O daha az severse kırılırsın.. "
Sanırım, insanlar ancak bir yokluk çektiklerinde geride kalanlara sıkı sıkıya bağlanıp gitmesini engellemek istercesine, korku ve sevgi besliyorlar. Değer bilmek için kaybetmek gerekiyordu belki de. Fakat kayıplar bazen öyle eksiltir ki içimizdeki duyguları, en sonunda hissizleşir ve hiçbir duyguyu tam anlamıyla hissedemez oluruz. Acının olgunlaştırma biçimidir bu. Tecrübe der yolumuza devam ederiz sonra. Nasıl olsa hayat akıp giderken takılı kalmak, ilerleyememek, hayatı durdurmak gibi bir yeteneğimiz henüz gelişmedi.
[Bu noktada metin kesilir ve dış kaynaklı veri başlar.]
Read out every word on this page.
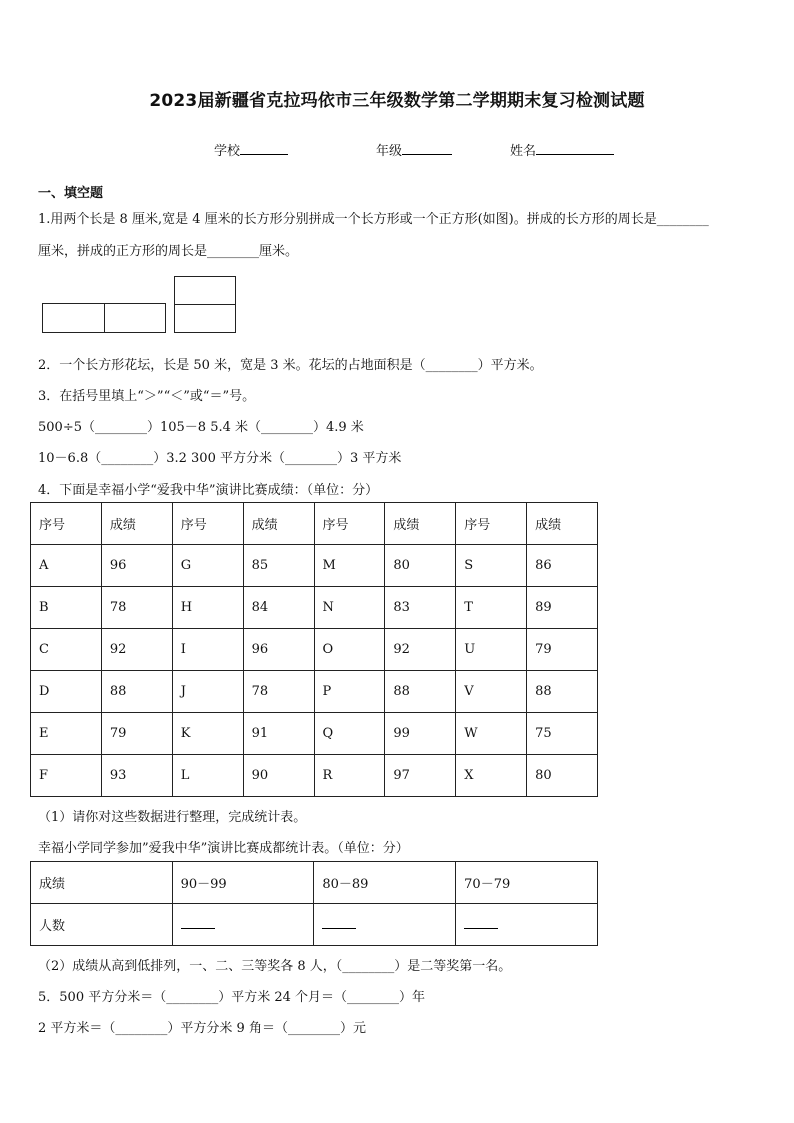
2023届新疆省克拉玛依市三年级数学第二学期期末复习检测试题
学校	年级	姓名
一、填空题
1.用两个长是 8 厘米,宽是 4 厘米的长方形分别拼成一个长方形或一个正方形(如图)。拼成的长方形的周长是________
厘米，拼成的正方形的周长是________厘米。
2．一个长方形花坛，长是 50 米，宽是 3 米。花坛的占地面积是（________）平方米。
3．在括号里填上“＞”“＜”或“＝”号。
500÷5（________）105－8 5.4 米（________）4.9 米
10－6.8（________）3.2 300 平方分米（________）3 平方米
4．下面是幸福小学“爱我中华”演讲比赛成绩：（单位：分）
序号	成绩	序号	成绩	序号	成绩	序号	成绩
A	96	G	85	M	80	S	86
B	78	H	84	N	83	T	89
C	92	I	96	O	92	U	79
D	88	J	78	P	88	V	88
E	79	K	91	Q	99	W	75
F	93	L	90	R	97	X	80
（1）请你对这些数据进行整理，完成统计表。
幸福小学同学参加”爱我中华”演讲比赛成都统计表。（单位：分）
成绩	90－99	80－89	70－79
人数			
（2）成绩从高到低排列，一、二、三等奖各 8 人，（________）是二等奖第一名。
5．500 平方分米＝（________）平方米 24 个月＝（________）年
2 平方米＝（________）平方分米 9 角＝（________）元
Hem ne demişler: " Devrilen atı vururlar. " Bu yüzden ne yaparsak, ne yaşarsak, ne kayıplar yaşarsak yaşayalım hayat her zaman akıyor. Biz ister olalım ister olmayalım.
Sen kazandığını sandığın bir savaşın içindeydin fakat ortada bir savaş yokmuş meğerse. Sen öyle sanmışsın. Aslında hiçbir şey, senin sandığının yanından dahi geçmiyormuş.
"Senin gönlün daima meshur ve musahhardır,
Mazursun.
Sen gamın ne olduğunu hiç bilmedin, Mazursun.
Ben sensiz bin gece kan yuttum,
Sen bir gece sensiz kalmadın,
Mazursun..."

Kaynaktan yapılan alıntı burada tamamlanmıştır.